Jean was a natural last year in front of the crowd that came to the first big school strike in Martin Place. Her voice was unfaltering, passionate. Her speech punctuated with sentences ending in joyful little laughs. I’m surprised when she tells me that was her “first time speaking in front of a crowd”. One on one she’s just as eloquent, the chuckles at the end of her sentences are still there but she’s a little quieter, a little more reserved.
“No one was very interested in us until the day it happened,” Jean says now, “people saw that us kids, we could mobilise so well and create such an impactful movement. Now we have a lot of adult groups who want to jump on the bandwagon.”
Already she is wise to politicians seeking selfies and support. “They know the general public supports us,” she says. “But if we try to support someone, it can be exploited very easily.” Labor’s target of 50 per cent renewable energy by 2030 policy doesn’t impress. The student strikers are demanding 100 per cent. “It’s not a left-versus-right issue,” Jean says.
Jean’s academically selective government school, Fort Street High School, claims Australia’s first prime minister, Edmund Barton, Antarctic explorer Douglas Mawson and former GetUp! director Simon Sheikh among its alumni. She’s a match for any of them, I think. An image of her comes to mind, leading the transport march a couple of hours earlier and holding a white cardboard “I”, part of the “FIX NSW” sign. Just keeping it vertical in the wind blowing down Elizabeth Street is a valiant effort.
Between school and her climate change activism, she’s somehow found the time to film a television series, “a sci-fi drama aimed at 12-year-olds” is all she can say now. Jean doesn’t rule out a career in politics. But, she says, she knows you can “have power even if you are not in government”.
When I ask who she looks up to, her reply is instant – “Greta Thunberg”, the then 15-year-old who started all of this with her own month-long strike outside Swedish parliament. “At every single level it’s female-dominated,” Jean says of the movement. “On the Sydney leadership team, we’re more than three-quarters female. I’m friends with people in the US … there are three girls there leading the movement nationally.” It’s the same story in Britain and Europe.
When I ask why, she has a short answer: “Women are amazing. We’re so badass.
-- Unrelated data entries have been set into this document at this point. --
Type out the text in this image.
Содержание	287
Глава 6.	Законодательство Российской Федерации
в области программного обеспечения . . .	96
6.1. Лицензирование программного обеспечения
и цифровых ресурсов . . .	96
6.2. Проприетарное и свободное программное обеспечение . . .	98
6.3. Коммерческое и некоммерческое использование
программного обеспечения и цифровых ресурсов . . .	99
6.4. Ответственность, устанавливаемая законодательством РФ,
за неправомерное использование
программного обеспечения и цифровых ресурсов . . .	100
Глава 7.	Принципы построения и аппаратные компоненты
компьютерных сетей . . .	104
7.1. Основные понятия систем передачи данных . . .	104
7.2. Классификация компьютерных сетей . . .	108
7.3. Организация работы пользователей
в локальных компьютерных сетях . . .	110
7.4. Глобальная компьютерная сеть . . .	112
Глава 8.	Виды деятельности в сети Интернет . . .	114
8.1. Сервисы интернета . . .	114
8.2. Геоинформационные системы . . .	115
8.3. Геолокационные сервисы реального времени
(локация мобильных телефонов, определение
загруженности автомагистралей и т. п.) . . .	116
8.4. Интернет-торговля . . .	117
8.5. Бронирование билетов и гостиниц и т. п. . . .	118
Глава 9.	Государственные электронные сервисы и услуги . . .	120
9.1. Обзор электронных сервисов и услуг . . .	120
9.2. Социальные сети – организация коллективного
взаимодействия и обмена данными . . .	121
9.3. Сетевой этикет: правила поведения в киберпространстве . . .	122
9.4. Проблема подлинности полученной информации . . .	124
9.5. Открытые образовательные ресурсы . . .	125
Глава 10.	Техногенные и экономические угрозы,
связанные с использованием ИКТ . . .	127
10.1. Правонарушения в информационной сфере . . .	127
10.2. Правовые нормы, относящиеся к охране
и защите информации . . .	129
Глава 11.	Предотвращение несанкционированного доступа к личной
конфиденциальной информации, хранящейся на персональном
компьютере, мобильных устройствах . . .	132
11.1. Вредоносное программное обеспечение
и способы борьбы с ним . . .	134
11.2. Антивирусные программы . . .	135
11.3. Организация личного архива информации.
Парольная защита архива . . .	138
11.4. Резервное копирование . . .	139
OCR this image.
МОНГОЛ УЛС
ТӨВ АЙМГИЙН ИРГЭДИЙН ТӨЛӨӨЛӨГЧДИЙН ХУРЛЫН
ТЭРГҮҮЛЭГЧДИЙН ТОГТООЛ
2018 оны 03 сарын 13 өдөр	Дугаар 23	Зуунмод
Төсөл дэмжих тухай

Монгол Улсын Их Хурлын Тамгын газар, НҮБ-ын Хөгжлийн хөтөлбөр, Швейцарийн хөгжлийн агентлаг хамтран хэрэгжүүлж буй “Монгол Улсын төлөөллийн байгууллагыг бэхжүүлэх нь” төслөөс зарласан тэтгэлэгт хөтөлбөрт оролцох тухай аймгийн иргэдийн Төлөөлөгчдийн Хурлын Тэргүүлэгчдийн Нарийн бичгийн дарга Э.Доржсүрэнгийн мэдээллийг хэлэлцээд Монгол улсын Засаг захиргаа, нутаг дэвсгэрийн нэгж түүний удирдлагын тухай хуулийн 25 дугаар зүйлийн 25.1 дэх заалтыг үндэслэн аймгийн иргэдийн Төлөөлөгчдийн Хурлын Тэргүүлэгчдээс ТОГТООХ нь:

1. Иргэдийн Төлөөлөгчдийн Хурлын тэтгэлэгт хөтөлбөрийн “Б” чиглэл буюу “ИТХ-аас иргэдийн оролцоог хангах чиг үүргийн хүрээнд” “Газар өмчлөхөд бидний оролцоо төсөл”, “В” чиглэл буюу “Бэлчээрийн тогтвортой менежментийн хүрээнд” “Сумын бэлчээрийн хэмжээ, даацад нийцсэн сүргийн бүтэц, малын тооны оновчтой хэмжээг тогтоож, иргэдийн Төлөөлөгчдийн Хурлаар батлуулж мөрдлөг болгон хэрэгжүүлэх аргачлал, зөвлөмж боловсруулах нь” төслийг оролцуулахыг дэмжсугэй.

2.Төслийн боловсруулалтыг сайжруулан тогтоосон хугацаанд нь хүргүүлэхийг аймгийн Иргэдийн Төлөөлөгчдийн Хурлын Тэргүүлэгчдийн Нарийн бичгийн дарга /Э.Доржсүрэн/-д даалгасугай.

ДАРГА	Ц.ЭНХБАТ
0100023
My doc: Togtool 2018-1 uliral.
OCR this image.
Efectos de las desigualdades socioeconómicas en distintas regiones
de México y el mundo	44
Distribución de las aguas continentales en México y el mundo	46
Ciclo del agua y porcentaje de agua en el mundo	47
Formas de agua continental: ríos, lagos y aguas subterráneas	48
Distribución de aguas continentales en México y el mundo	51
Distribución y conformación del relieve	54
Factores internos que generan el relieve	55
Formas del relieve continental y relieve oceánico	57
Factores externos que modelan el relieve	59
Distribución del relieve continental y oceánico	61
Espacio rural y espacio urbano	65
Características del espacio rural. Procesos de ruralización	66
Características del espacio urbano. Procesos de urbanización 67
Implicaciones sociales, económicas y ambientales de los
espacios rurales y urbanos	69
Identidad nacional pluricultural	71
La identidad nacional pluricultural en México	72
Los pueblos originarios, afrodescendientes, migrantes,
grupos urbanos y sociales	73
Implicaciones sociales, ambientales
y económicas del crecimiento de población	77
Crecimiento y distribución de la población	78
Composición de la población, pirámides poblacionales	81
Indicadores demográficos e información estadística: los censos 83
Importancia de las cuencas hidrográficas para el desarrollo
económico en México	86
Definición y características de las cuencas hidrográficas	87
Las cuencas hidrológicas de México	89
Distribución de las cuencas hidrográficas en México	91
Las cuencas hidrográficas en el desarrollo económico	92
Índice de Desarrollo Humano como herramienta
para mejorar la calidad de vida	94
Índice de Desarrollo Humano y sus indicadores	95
We can lead movements, we can create these international events.” And a longer answer.
“It probably has to do with oppressed peoples caring so much because those who aren’t in a position of power don’t benefit from the social structures,” she says. “Climate change often isn’t seen as an intersectional problem. But as climate change gets worse, you can see more and more natural disasters and that creates communities being poorer and more desperate, which leads to more rape and more crime.”
Daisy checks her phone and tells Jean the next strike now has 1600 confirmed to attend, with 4000 interested. It’s still two weeks away. “Already that’s more than we had on the day of the first strike,” says Jean. “Fifteen hundred said they would go, and we had 7000 on the day.”
She recalls stopping for an early television interview in November at Martin Place. “I was standing away from the crowd right next to the stage. I could see kids coming in but I didn’t know what the crowd looked like. Maybe there were 100 kids before I started the interview,” she says. “All of a sudden, I turned around and the whole place is filled up. I couldn’t believe it.”